Raspberry Pi 4 Performance

Hi Everyone,

I’m working on transitioning an arcade system based on Corona to Linux. We’ve had much success running the game on an Intel board and are very satisfied with the performance so far.

We previously tried the game on the Pi 3 as well, but the performance wasn’t quite production worthy. Now that the Pi 4 has been released with some promising performance gains, we just had to try it out.

The game is a 2d pixel art platformer. Nothing too complex – just some sprites moving around on screen and simple physics.

The tests we’ve run below were all performed on Raspian Buster. The device is the 2GB Pi 4. GPU memory is set to 512MB.

Initially we ran the game in a maximized window in the default desktop environment. We noticed that most background animations, and a timer that appears on screen all operated smoothly. However player characters moved at about half their normal speed. CPU and RAM usage were fine (<30% and 50%, respectively). I set the CPU governor to stay at its max freq (1.5GHz). The CPU temp was <65C, so no throttling was occurring. I figured the bottleneck was the GPU.

Next, I disabled the desktop environment and ran the game directly on X (I thought eliminating the desktop environment would free up GPU resources). This improved gameplay performance considerably — everything, including player characters, moved at full speed. There is still occasional stuttering and glitching though, which brings me to my final point:

Now that we’ve seen some promising results, we’re trying to figure out the feasibility of getting the game to 100%:

  1. Is there any one super familiar with the Pi? CPU and memory usage appear to be fine, so I assume the GPU continues to be the bottleneck. Is there anyway to know for sure whether this is the case? Perhaps this is a driver issue? I’ve tried overclocking the GPU and CPU and it didn’t seem to help. Any other tips to improve performance?

  2. I know the Linux platform on Corona is a work in progress. Is there any room for improvements to be made in the Linux code to increase performance?

Maybe we’re asking too much of the Pi, but are just trying to cover all our bases before we give up.
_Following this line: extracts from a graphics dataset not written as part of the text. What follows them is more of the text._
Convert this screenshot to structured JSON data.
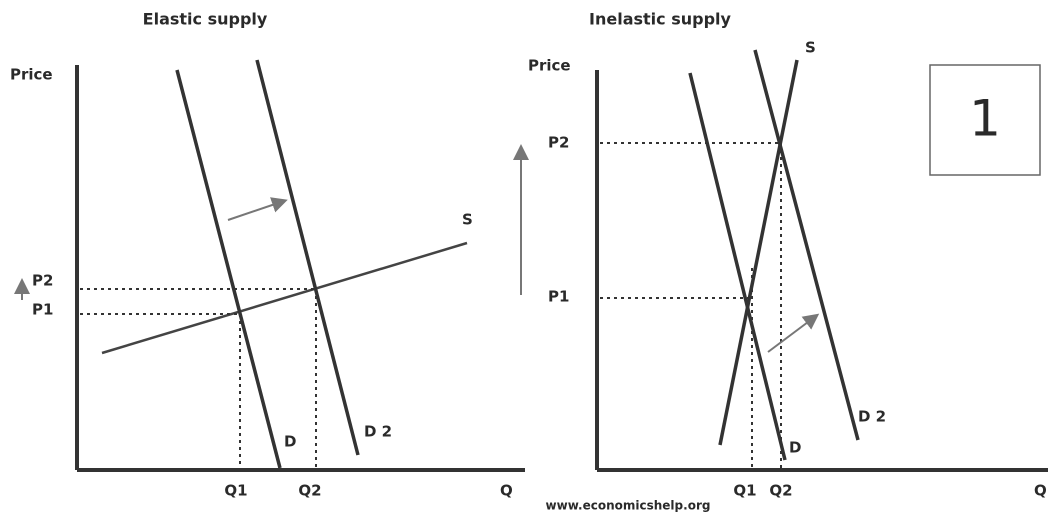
{
  "panels": [
    {
      "title": "Elastic supply",
      "y_label": "Price",
      "x_label": "Q",
      "p2": "P2",
      "p1": "P1",
      "q1": "Q1",
      "q2": "Q2",
      "supply": "S",
      "demand": "D",
      "demand2": "D 2"
    },
    {
      "title": "Inelastic supply",
      "y_label": "Price",
      "x_label": "Q",
      "p2": "P2",
      "p1": "P1",
      "q1": "Q1",
      "q2": "Q2",
      "supply": "S",
      "demand": "D",
      "demand2": "D 2"
    }
  ],
  "badge": "1",
  "footer": "www.economicshelp.org"
}
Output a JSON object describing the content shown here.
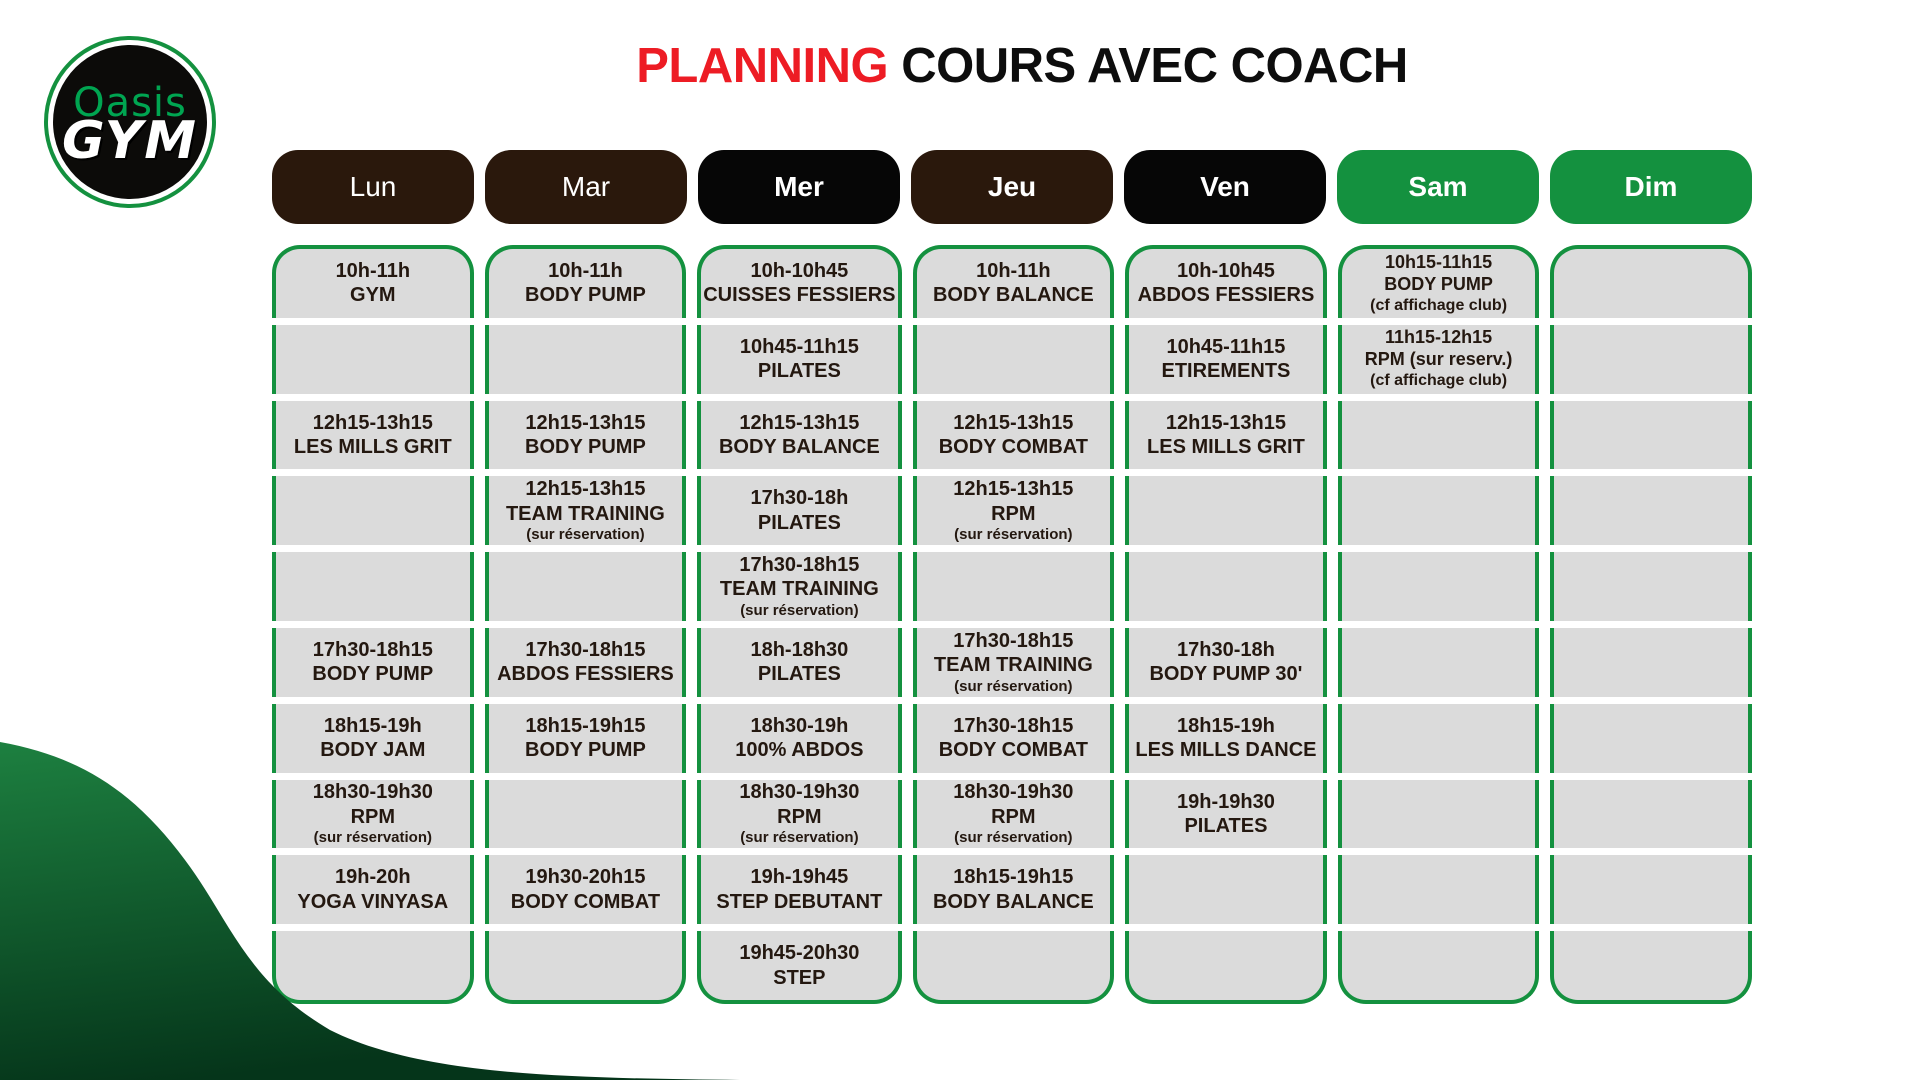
{
  "logo": {
    "top": "Oasis",
    "bottom": "GYM"
  },
  "title": {
    "highlight": "PLANNING",
    "rest": " COURS AVEC COACH"
  },
  "colors": {
    "green": "#14913f",
    "dark_brown": "#2a180c",
    "black": "#060606",
    "cell_gray": "#dbdbdb",
    "text": "#241810",
    "title_red": "#ed1c24",
    "wave_top": "#1d8040",
    "wave_bottom": "#05351a"
  },
  "days": [
    {
      "label": "Lun",
      "header_bg": "#2a180c",
      "bold": false,
      "cells": [
        {
          "time": "10h-11h",
          "name": "GYM"
        },
        null,
        {
          "time": "12h15-13h15",
          "name": "LES MILLS GRIT"
        },
        null,
        null,
        {
          "time": "17h30-18h15",
          "name": "BODY PUMP"
        },
        {
          "time": "18h15-19h",
          "name": "BODY JAM"
        },
        {
          "time": "18h30-19h30",
          "name": "RPM",
          "note": "(sur réservation)"
        },
        {
          "time": "19h-20h",
          "name": "YOGA VINYASA"
        },
        null
      ]
    },
    {
      "label": "Mar",
      "header_bg": "#2a180c",
      "bold": false,
      "cells": [
        {
          "time": "10h-11h",
          "name": "BODY PUMP"
        },
        null,
        {
          "time": "12h15-13h15",
          "name": "BODY PUMP"
        },
        {
          "time": "12h15-13h15",
          "name": "TEAM TRAINING",
          "note": "(sur réservation)"
        },
        null,
        {
          "time": "17h30-18h15",
          "name": "ABDOS FESSIERS"
        },
        {
          "time": "18h15-19h15",
          "name": "BODY PUMP"
        },
        null,
        {
          "time": "19h30-20h15",
          "name": "BODY COMBAT"
        },
        null
      ]
    },
    {
      "label": "Mer",
      "header_bg": "#060606",
      "bold": true,
      "cells": [
        {
          "time": "10h-10h45",
          "name": "CUISSES FESSIERS"
        },
        {
          "time": "10h45-11h15",
          "name": "PILATES"
        },
        {
          "time": "12h15-13h15",
          "name": "BODY BALANCE"
        },
        {
          "time": "17h30-18h",
          "name": "PILATES"
        },
        {
          "time": "17h30-18h15",
          "name": "TEAM TRAINING",
          "note": "(sur réservation)"
        },
        {
          "time": "18h-18h30",
          "name": "PILATES"
        },
        {
          "time": "18h30-19h",
          "name": "100% ABDOS"
        },
        {
          "time": "18h30-19h30",
          "name": "RPM",
          "note": "(sur réservation)"
        },
        {
          "time": "19h-19h45",
          "name": "STEP DEBUTANT"
        },
        {
          "time": "19h45-20h30",
          "name": "STEP"
        }
      ]
    },
    {
      "label": "Jeu",
      "header_bg": "#2a180c",
      "bold": true,
      "cells": [
        {
          "time": "10h-11h",
          "name": "BODY BALANCE"
        },
        null,
        {
          "time": "12h15-13h15",
          "name": "BODY COMBAT"
        },
        {
          "time": "12h15-13h15",
          "name": "RPM",
          "note": "(sur réservation)"
        },
        null,
        {
          "time": "17h30-18h15",
          "name": "TEAM TRAINING",
          "note": "(sur réservation)"
        },
        {
          "time": "17h30-18h15",
          "name": "BODY COMBAT"
        },
        {
          "time": "18h30-19h30",
          "name": "RPM",
          "note": "(sur réservation)"
        },
        {
          "time": "18h15-19h15",
          "name": "BODY BALANCE"
        },
        null
      ]
    },
    {
      "label": "Ven",
      "header_bg": "#060606",
      "bold": true,
      "cells": [
        {
          "time": "10h-10h45",
          "name": "ABDOS FESSIERS"
        },
        {
          "time": "10h45-11h15",
          "name": "ETIREMENTS"
        },
        {
          "time": "12h15-13h15",
          "name": "LES MILLS GRIT"
        },
        null,
        null,
        {
          "time": "17h30-18h",
          "name": "BODY PUMP 30'"
        },
        {
          "time": "18h15-19h",
          "name": "LES MILLS DANCE"
        },
        {
          "time": "19h-19h30",
          "name": "PILATES"
        },
        null,
        null
      ]
    },
    {
      "label": "Sam",
      "header_bg": "#14913f",
      "bold": true,
      "cells": [
        {
          "time": "10h15-11h15",
          "name": "BODY PUMP",
          "note": "(cf affichage club)",
          "compact": true
        },
        {
          "time": "11h15-12h15",
          "name": "RPM (sur reserv.)",
          "note": "(cf affichage club)",
          "compact": true
        },
        null,
        null,
        null,
        null,
        null,
        null,
        null,
        null
      ]
    },
    {
      "label": "Dim",
      "header_bg": "#14913f",
      "bold": true,
      "cells": [
        null,
        null,
        null,
        null,
        null,
        null,
        null,
        null,
        null,
        null
      ]
    }
  ]
}
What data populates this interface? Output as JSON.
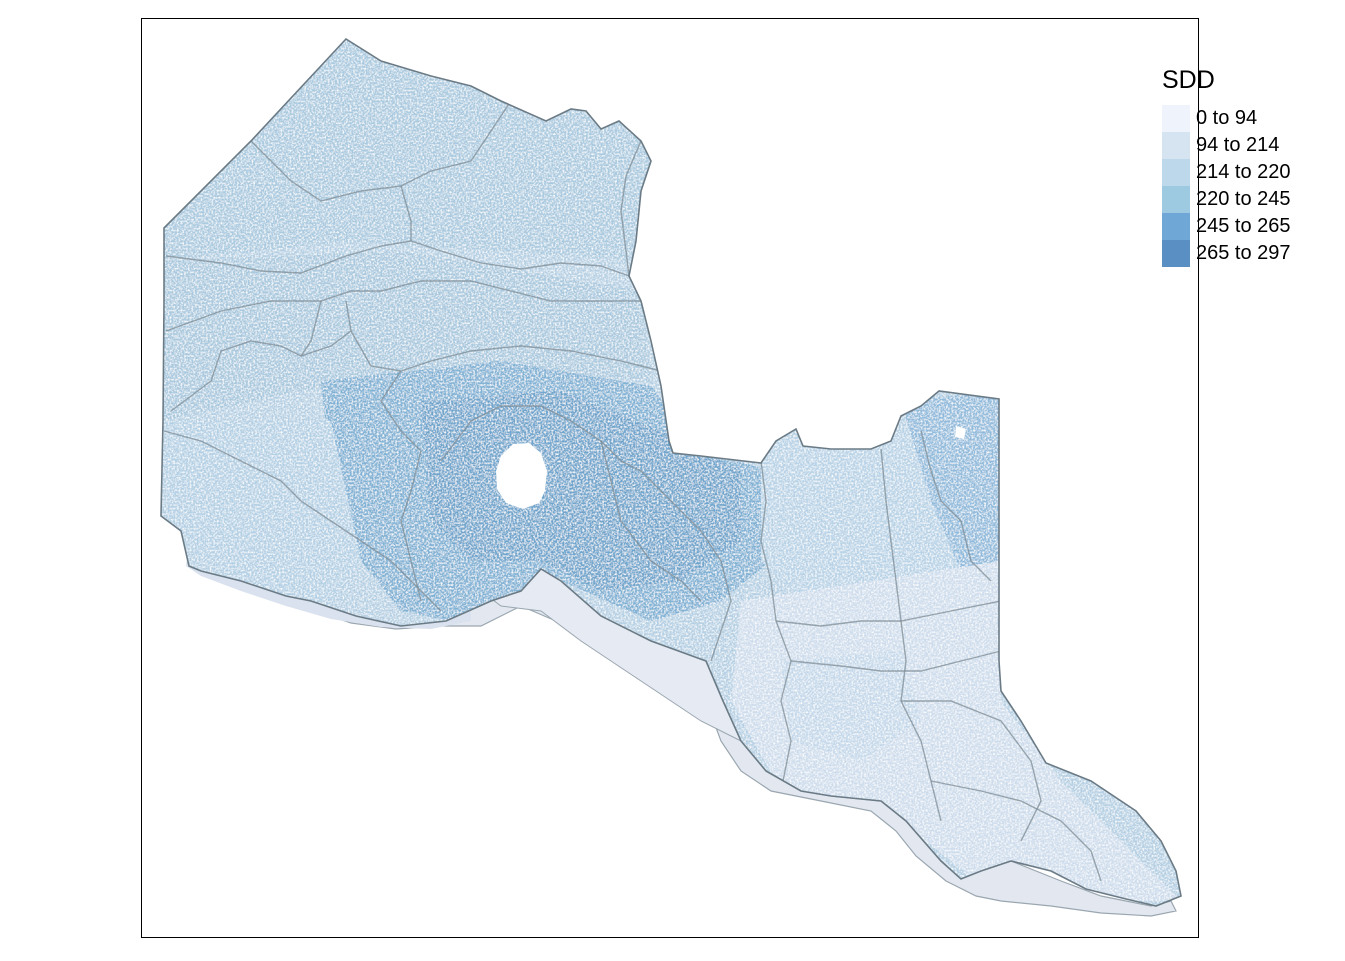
{
  "legend": {
    "title": "SDD",
    "classes": [
      {
        "label": "0 to 94",
        "color": "#eff3fb"
      },
      {
        "label": "94 to 214",
        "color": "#d6e3f1"
      },
      {
        "label": "214 to 220",
        "color": "#bcd8ea"
      },
      {
        "label": "220 to 245",
        "color": "#9ecae1"
      },
      {
        "label": "245 to 265",
        "color": "#6fa8d6"
      },
      {
        "label": "265 to 297",
        "color": "#5a8fc4"
      }
    ]
  },
  "map": {
    "boundary_color": "#6b7b86",
    "district_line_color": "#7d8c96",
    "lake_color": "#ffffff"
  }
}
Getting the Pi 4 working would be a big win for us and we have $ to offer to any Pi/Corona experts out there that can help us with a fix.

1 Like

Up!

Corona is now open source. You’re welcome to download it and tinker with the Linux support. Raspberry Pi was one of the last things we added before we had to park the project and honestly it wasn’t more than a proof-of-concept. We don’t anticipate getting back to Linux in the near future. This is something the community needs to pick up and run with.

Rob

@jamesk1187 It sounds like a cool project -  please keep us posted about your progress.